I’m pleased to report that Darrell Van Citters’s book on the making of Mr. Magoo’s Christmas Carol has now gone to press. If all goes well, advance copies will be available at the 2009 San Diego Comic Con, July 23-26 with a wide release in the fall. Darrell has been at work on this labor of love for several years and when he couldn’t secure a satisfactory publisher, he decided to go the self-publishing route. Events to support the book launch are in the works on both coasts with the intent to reach as wide an audience as possible. I will certainly keep you posted about it on Cartoon Brew — I can’t wait to get this!
Continuing our ongoing monitoring of classic cartoon characters on modern food products, animator Alex Kirwan sent in this image of the new Donald Duck Orange Juice carton. Says Kirwan, “They seem to be using the style-guide of a much earlier, circa 40′s Donald, complete with pie-cut eyes, white hat, and black tie. Perhaps they are conciously following the recent trend, lead by Warner Bros. and Popeye, using earlier versions of their characters on their consumer products.”
Since Cartoon Modern was published a few years ago, the most frequently asked question I’ve received about the book is, “Where’s the DVD?” While I was working on Cartoon Modern, we considered including a DVD that showed the animated pieces discussed in the book, but practical issues of time and money prevented it from happening. Since then, I’ve spoken to a few people about producing a DVD and while nothing has come of those discussions, it’s not out of the realm of possibility that someday I’ll put together a curated collection of commericals, shorts and industrial films related to that period.
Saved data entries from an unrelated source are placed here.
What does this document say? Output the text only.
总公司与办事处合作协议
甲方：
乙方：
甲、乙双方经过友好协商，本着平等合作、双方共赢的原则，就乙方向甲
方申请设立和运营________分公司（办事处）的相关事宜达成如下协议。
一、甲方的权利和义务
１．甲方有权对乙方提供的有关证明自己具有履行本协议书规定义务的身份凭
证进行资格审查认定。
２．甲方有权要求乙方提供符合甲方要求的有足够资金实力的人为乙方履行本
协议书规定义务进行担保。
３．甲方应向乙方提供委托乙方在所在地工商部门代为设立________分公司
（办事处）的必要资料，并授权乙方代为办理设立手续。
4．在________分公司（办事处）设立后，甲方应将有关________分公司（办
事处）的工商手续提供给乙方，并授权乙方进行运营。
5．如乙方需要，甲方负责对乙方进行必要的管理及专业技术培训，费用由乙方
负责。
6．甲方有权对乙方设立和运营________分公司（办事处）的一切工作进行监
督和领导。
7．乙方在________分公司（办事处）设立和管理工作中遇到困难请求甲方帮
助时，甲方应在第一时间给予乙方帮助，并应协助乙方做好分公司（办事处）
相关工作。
Until that happens, let me point out the next best thing: a “Cartoon Modern” playlist on YouTube created by an awesome user who goes by the name of criticalmetrics1. I have no idea who this person is, but I want to thank them for putting so much effort into creating this playlist. They’ve even gone so far as to organize the films by the contents of my book. There are a hundred items on the list but because of copyright takedowns, only ninety-three are currently available for viewing. Still, that’s enough stylized cartoon animation to keep anybody busy for a while. If you know of other Cartoon Modern-related YouTube links, feel free to add them to the comments below.
Now that Michael Eisner has purchased the ailing Topps baseball card company, he’s finally in charge of a company that has to use all of his ill-conceived ideas. According to the NY Times, his latest stroke of genius is to combine motion capture and 3D technology with baseball cards. The article gives plenty of details about what Eisner is doing with Topps, a company that he views “as a cultural, iconic institution not that different from Disney; it conjures up an emotional response that has a feel good, Proustian kind of uplift.” Eisner is also developing a movie based on the company’s Bazooka Joe bubble gum and has created a seventeen-episode online comedy series Back on Topps that “spoofs his acquisition of the company.”